Amazon vs Shopify: Our Verdict
Should you go all-in on Shopify or Amazon? I would rather say not to. I wouldn’t advise putting all eggs in one basket. You don’t want to miss out on the mutually exclusive benefits of each platform. So incorporating both Amazon and Shopify into your business makes better sense.
For most sellers, Amazon is a better option, especially if you are just starting. For an existing seller, it’s nice to take control over Shopify. However, driving traffic is a huge part of selling online, and gaining visibility is a daunting job. Though most sellers may not realize, with millions of shoppers, Amazon makes it easier.
You should use Amazon if:
- You are a new seller without a customer base and want to scale your business
- You are looking for a hassle-free way to start almost immediately
- You don’t mind having competition
You should use Shopify if:
- You want to build your online presence
- You can put extra effort into building your online store
- You are not keen on competition
- You can wait before you have a consistent customer base or if you have an existing customer base
Using Amazon with Shopify
When both Amazon and Shopify serve their purposes, why don’t you use them both?

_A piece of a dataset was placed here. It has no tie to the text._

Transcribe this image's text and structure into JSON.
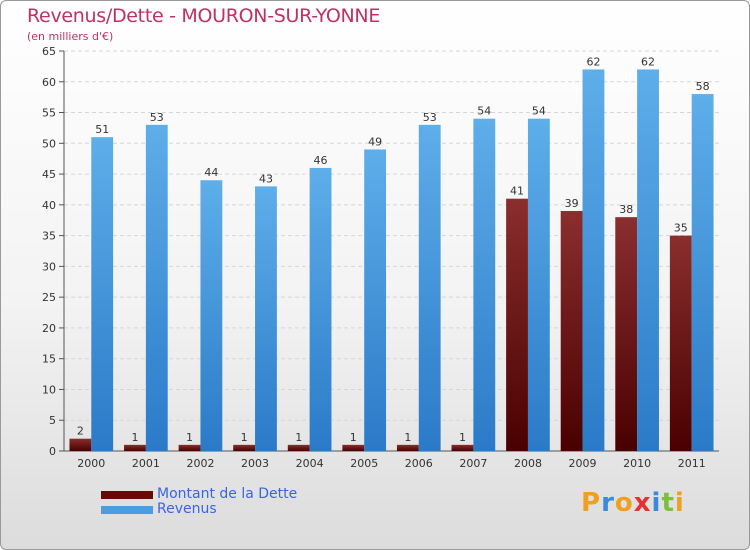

Yes, you can integrate both Amazon and Shopify. Build your e-commerce empire and capture the shoppers from the world’s largest marketplace at the same time in just a few clicks.
If you want to know how to integrate Amazon with Shopify, check out this article.
If you want to know which platform to use, you need to figure out how much control you want, how much time and effort you can put in, and ultimately, how you want your business to grow.
The decision gets simplified when you know what you want most for your business in the selling process.